Inauguração: 10 de fevereiro, às 17h30
De 10 de fevereiro a 3 de março de 2023
São muitas as influências e percursos que guiaram os dois autores, mas todos conduzem à linguagem da banda desenhada, ao diálogo com a palavra escrita, com as personagens e os seus balões.
Podemos partir dos desertos de Moebius e chegar à caligrafia chinesa. Podemos partir da vanguarda dos anos 1970/1980 e chegar à animação gráfica, à pintura renascentista e até aos videojogos.

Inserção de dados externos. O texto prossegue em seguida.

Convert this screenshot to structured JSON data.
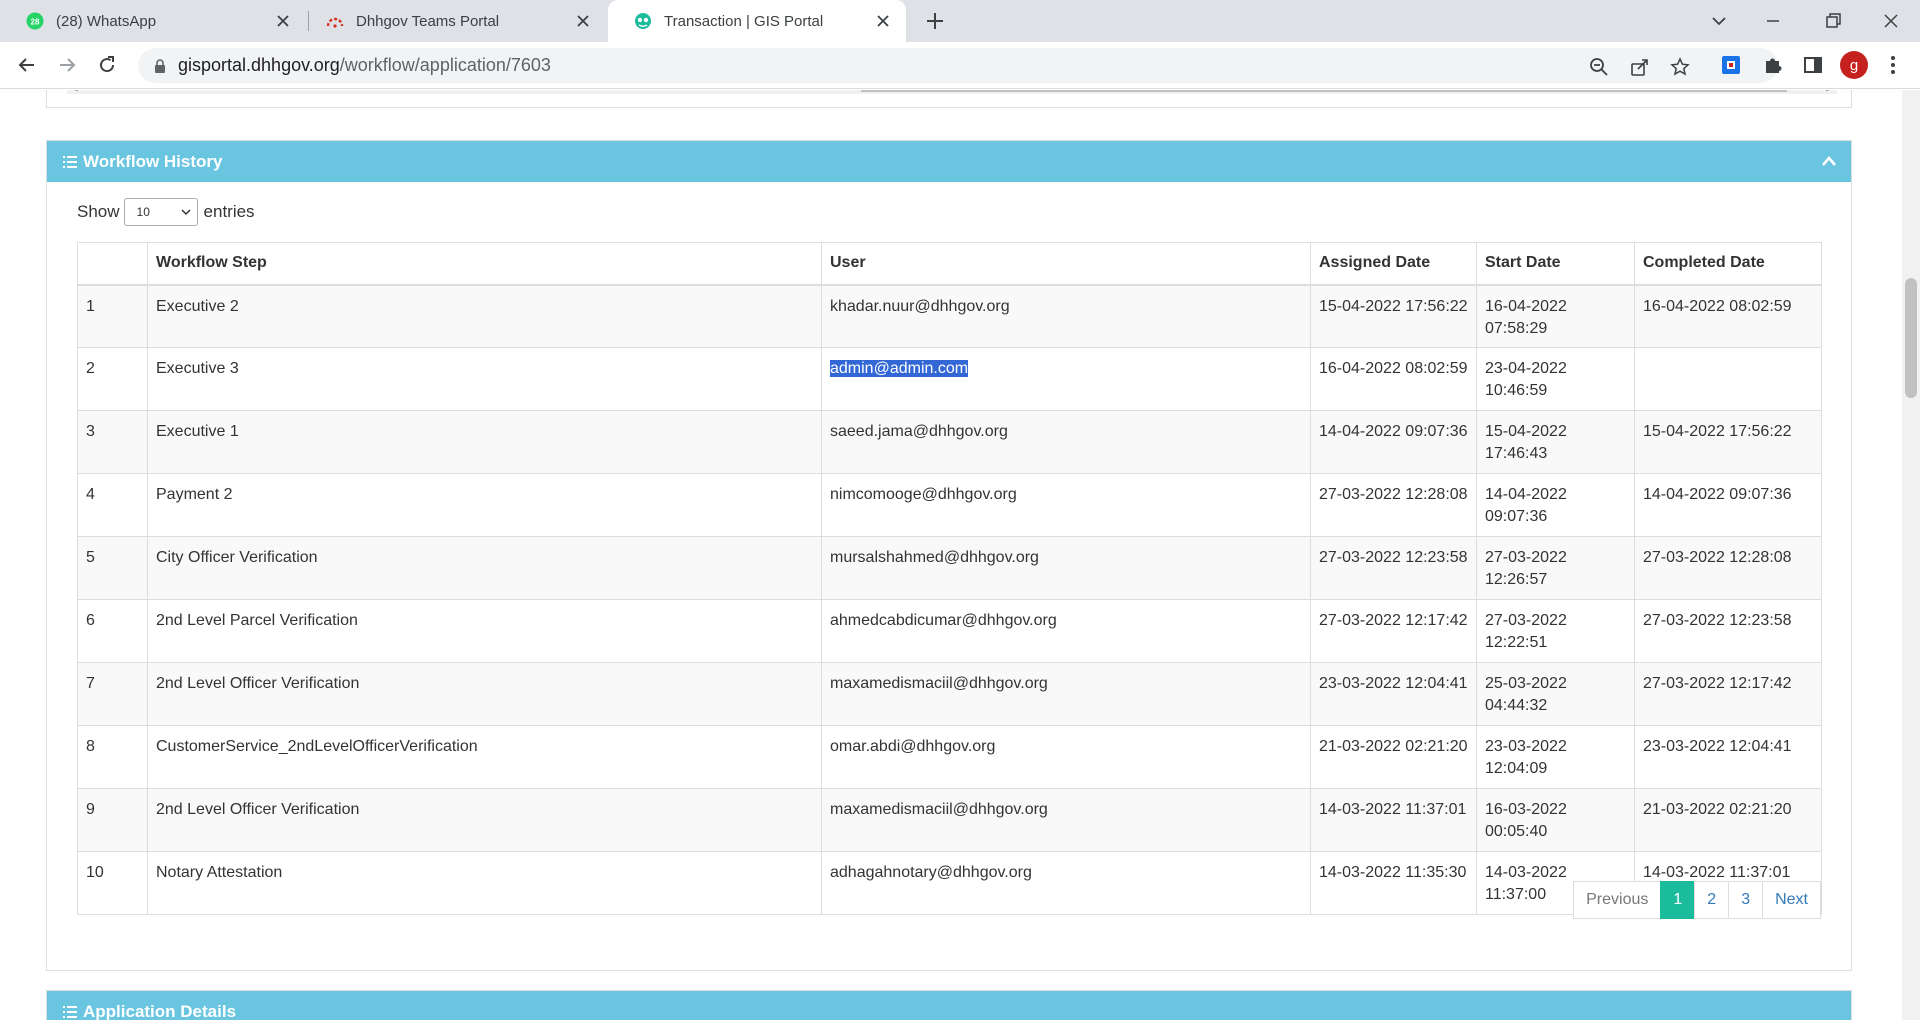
{
  "browser": {
    "tabs": [
      {
        "title": "(28) WhatsApp",
        "badge": "28"
      },
      {
        "title": "Dhhgov Teams Portal"
      },
      {
        "title": "Transaction | GIS Portal"
      }
    ],
    "url_host": "gisportal.dhhgov.org",
    "url_path": "/workflow/application/7603",
    "avatar_letter": "g"
  },
  "workflow": {
    "title": "Workflow History",
    "show_label": "Show",
    "entries_label": "entries",
    "page_size": "10",
    "columns": [
      "",
      "Workflow Step",
      "User",
      "Assigned Date",
      "Start Date",
      "Completed Date"
    ],
    "rows": [
      {
        "no": "1",
        "step": "Executive 2",
        "user": "khadar.nuur@dhhgov.org",
        "assigned": "15-04-2022 17:56:22",
        "start": "16-04-2022 07:58:29",
        "completed": "16-04-2022 08:02:59"
      },
      {
        "no": "2",
        "step": "Executive 3",
        "user": "admin@admin.com",
        "assigned": "16-04-2022 08:02:59",
        "start": "23-04-2022 10:46:59",
        "completed": ""
      },
      {
        "no": "3",
        "step": "Executive 1",
        "user": "saeed.jama@dhhgov.org",
        "assigned": "14-04-2022 09:07:36",
        "start": "15-04-2022 17:46:43",
        "completed": "15-04-2022 17:56:22"
      },
      {
        "no": "4",
        "step": "Payment 2",
        "user": "nimcomooge@dhhgov.org",
        "assigned": "27-03-2022 12:28:08",
        "start": "14-04-2022 09:07:36",
        "completed": "14-04-2022 09:07:36"
      },
      {
        "no": "5",
        "step": "City Officer Verification",
        "user": "mursalshahmed@dhhgov.org",
        "assigned": "27-03-2022 12:23:58",
        "start": "27-03-2022 12:26:57",
        "completed": "27-03-2022 12:28:08"
      },
      {
        "no": "6",
        "step": "2nd Level Parcel Verification",
        "user": "ahmedcabdicumar@dhhgov.org",
        "assigned": "27-03-2022 12:17:42",
        "start": "27-03-2022 12:22:51",
        "completed": "27-03-2022 12:23:58"
      },
      {
        "no": "7",
        "step": "2nd Level Officer Verification",
        "user": "maxamedismaciil@dhhgov.org",
        "assigned": "23-03-2022 12:04:41",
        "start": "25-03-2022 04:44:32",
        "completed": "27-03-2022 12:17:42"
      },
      {
        "no": "8",
        "step": "CustomerService_2ndLevelOfficerVerification",
        "user": "omar.abdi@dhhgov.org",
        "assigned": "21-03-2022 02:21:20",
        "start": "23-03-2022 12:04:09",
        "completed": "23-03-2022 12:04:41"
      },
      {
        "no": "9",
        "step": "2nd Level Officer Verification",
        "user": "maxamedismaciil@dhhgov.org",
        "assigned": "14-03-2022 11:37:01",
        "start": "16-03-2022 00:05:40",
        "completed": "21-03-2022 02:21:20"
      },
      {
        "no": "10",
        "step": "Notary Attestation",
        "user": "adhagahnotary@dhhgov.org",
        "assigned": "14-03-2022 11:35:30",
        "start": "14-03-2022 11:37:00",
        "completed": "14-03-2022 11:37:01"
      }
    ],
    "pagination": {
      "previous": "Previous",
      "pages": [
        "1",
        "2",
        "3"
      ],
      "current": "1",
      "next": "Next"
    }
  },
  "application_details": {
    "title": "Application Details"
  },
  "colors": {
    "panel_header": "#6ac5e0",
    "active_page": "#1abc9c",
    "selection": "#3367d6",
    "link": "#337ab7"
  }
}
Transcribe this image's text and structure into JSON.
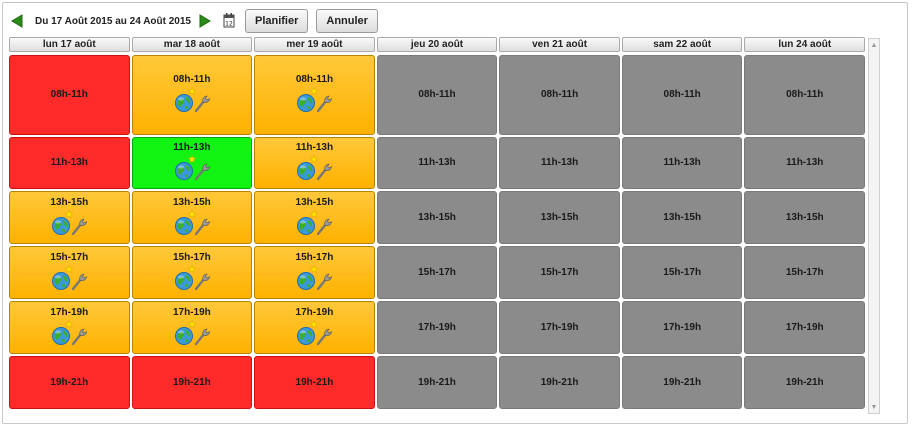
{
  "toolbar": {
    "range": "Du 17 Août 2015 au 24 Août 2015",
    "plan_label": "Planifier",
    "cancel_label": "Annuler"
  },
  "days": [
    {
      "key": "lun17",
      "label": "lun 17 août"
    },
    {
      "key": "mar18",
      "label": "mar 18 août"
    },
    {
      "key": "mer19",
      "label": "mer 19 août"
    },
    {
      "key": "jeu20",
      "label": "jeu 20 août"
    },
    {
      "key": "ven21",
      "label": "ven 21 août"
    },
    {
      "key": "sam22",
      "label": "sam 22 août"
    },
    {
      "key": "lun24",
      "label": "lun 24 août"
    }
  ],
  "rows": [
    {
      "slot": "08h-11h",
      "cells": [
        {
          "label": "08h-11h",
          "status": "red",
          "icons": false
        },
        {
          "label": "08h-11h",
          "status": "orange",
          "icons": true
        },
        {
          "label": "08h-11h",
          "status": "orange",
          "icons": true
        },
        {
          "label": "08h-11h",
          "status": "grey",
          "icons": false
        },
        {
          "label": "08h-11h",
          "status": "grey",
          "icons": false
        },
        {
          "label": "08h-11h",
          "status": "grey",
          "icons": false
        },
        {
          "label": "08h-11h",
          "status": "grey",
          "icons": false
        }
      ]
    },
    {
      "slot": "11h-13h",
      "cells": [
        {
          "label": "11h-13h",
          "status": "red",
          "icons": false
        },
        {
          "label": "11h-13h",
          "status": "green",
          "icons": true
        },
        {
          "label": "11h-13h",
          "status": "orange",
          "icons": true
        },
        {
          "label": "11h-13h",
          "status": "grey",
          "icons": false
        },
        {
          "label": "11h-13h",
          "status": "grey",
          "icons": false
        },
        {
          "label": "11h-13h",
          "status": "grey",
          "icons": false
        },
        {
          "label": "11h-13h",
          "status": "grey",
          "icons": false
        }
      ]
    },
    {
      "slot": "13h-15h",
      "cells": [
        {
          "label": "13h-15h",
          "status": "orange",
          "icons": true
        },
        {
          "label": "13h-15h",
          "status": "orange",
          "icons": true
        },
        {
          "label": "13h-15h",
          "status": "orange",
          "icons": true
        },
        {
          "label": "13h-15h",
          "status": "grey",
          "icons": false
        },
        {
          "label": "13h-15h",
          "status": "grey",
          "icons": false
        },
        {
          "label": "13h-15h",
          "status": "grey",
          "icons": false
        },
        {
          "label": "13h-15h",
          "status": "grey",
          "icons": false
        }
      ]
    },
    {
      "slot": "15h-17h",
      "cells": [
        {
          "label": "15h-17h",
          "status": "orange",
          "icons": true
        },
        {
          "label": "15h-17h",
          "status": "orange",
          "icons": true
        },
        {
          "label": "15h-17h",
          "status": "orange",
          "icons": true
        },
        {
          "label": "15h-17h",
          "status": "grey",
          "icons": false
        },
        {
          "label": "15h-17h",
          "status": "grey",
          "icons": false
        },
        {
          "label": "15h-17h",
          "status": "grey",
          "icons": false
        },
        {
          "label": "15h-17h",
          "status": "grey",
          "icons": false
        }
      ]
    },
    {
      "slot": "17h-19h",
      "cells": [
        {
          "label": "17h-19h",
          "status": "orange",
          "icons": true
        },
        {
          "label": "17h-19h",
          "status": "orange",
          "icons": true
        },
        {
          "label": "17h-19h",
          "status": "orange",
          "icons": true
        },
        {
          "label": "17h-19h",
          "status": "grey",
          "icons": false
        },
        {
          "label": "17h-19h",
          "status": "grey",
          "icons": false
        },
        {
          "label": "17h-19h",
          "status": "grey",
          "icons": false
        },
        {
          "label": "17h-19h",
          "status": "grey",
          "icons": false
        }
      ]
    },
    {
      "slot": "19h-21h",
      "cells": [
        {
          "label": "19h-21h",
          "status": "red",
          "icons": false
        },
        {
          "label": "19h-21h",
          "status": "red",
          "icons": false
        },
        {
          "label": "19h-21h",
          "status": "red",
          "icons": false
        },
        {
          "label": "19h-21h",
          "status": "grey",
          "icons": false
        },
        {
          "label": "19h-21h",
          "status": "grey",
          "icons": false
        },
        {
          "label": "19h-21h",
          "status": "grey",
          "icons": false
        },
        {
          "label": "19h-21h",
          "status": "grey",
          "icons": false
        }
      ]
    }
  ],
  "status_colors": {
    "red": "#ff2a2a",
    "orange": "#ffb200",
    "green": "#11f311",
    "grey": "#8b8b8b"
  },
  "icons": {
    "prev": "arrow-left-icon",
    "next": "arrow-right-icon",
    "calendar": "calendar-icon",
    "slot_star": "star-icon",
    "slot_globe": "globe-icon",
    "slot_tool": "wrench-icon"
  }
}
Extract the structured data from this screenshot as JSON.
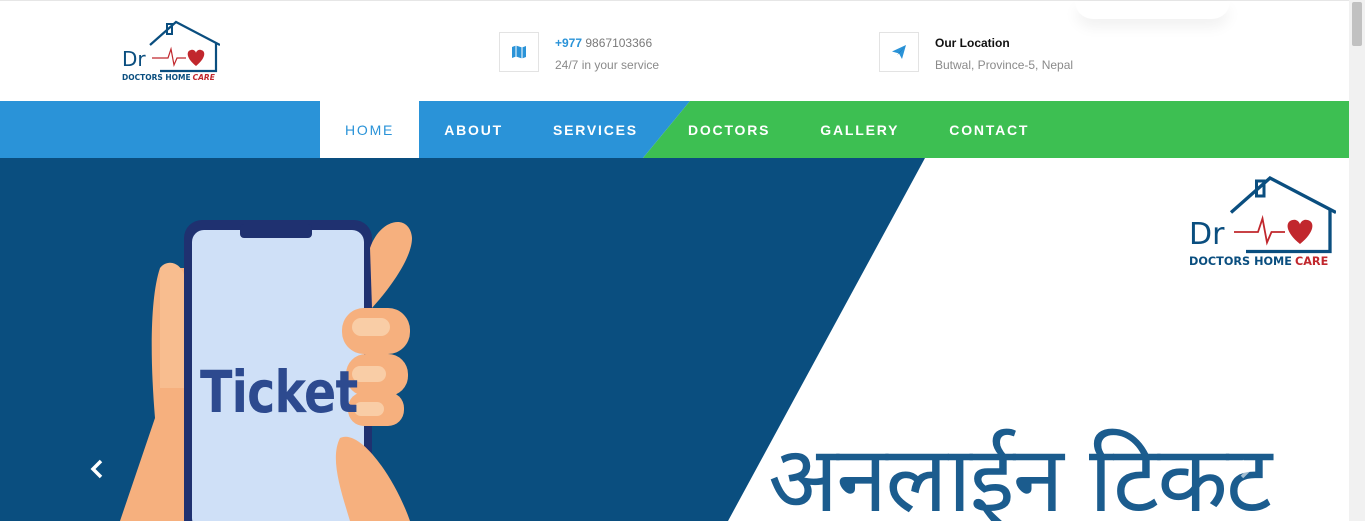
{
  "brand": {
    "logo_initials": "Dr",
    "logo_name_part1": "DOCTORS HOME",
    "logo_name_part2": "CARE",
    "colors": {
      "blue": "#2a93d8",
      "green": "#3dbf52",
      "navy": "#0a4e7f",
      "red": "#c1272d"
    }
  },
  "header": {
    "phone": {
      "icon": "map-icon",
      "prefix": "+977",
      "number": "9867103366",
      "subtitle": "24/7 in your service"
    },
    "location": {
      "icon": "paper-plane-icon",
      "title": "Our Location",
      "subtitle": "Butwal, Province-5, Nepal"
    }
  },
  "nav": {
    "items": [
      {
        "label": "HOME",
        "active": true
      },
      {
        "label": "ABOUT",
        "active": false
      },
      {
        "label": "SERVICES",
        "active": false
      },
      {
        "label": "DOCTORS",
        "active": false
      },
      {
        "label": "GALLERY",
        "active": false
      },
      {
        "label": "CONTACT",
        "active": false
      }
    ]
  },
  "hero": {
    "phone_text": "Ticket",
    "headline_nepali": "अनलाईन टिकट",
    "prev_icon": "chevron-left-icon",
    "next_icon": "chevron-right-icon"
  }
}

Quando escolhemos fazer histórias aos quadrinhos, temos infinitas possibilidades, estilos, escolhas expressivas. Pode-se encher o papel com diálogos e cenas, ou fazer uma história aos quadrinhos mais poética e silenciosa. Não há limites, mas há regras: banda desenhada não é só desenho, não é só pintura ou ilustração, não é só palavra, não é novela. Comics é uma linguagem separada e como qualquer linguagem tem uma gramática, uma sintaxe.
Quando entramos no mundo dos quadrinhos entendemos isso, temos que (nem que seja um pouco) desistir da busca da imagem pura e do puro prazer da palavra escrita, e em troca ganhamos todo um mundo fantástico para explorar.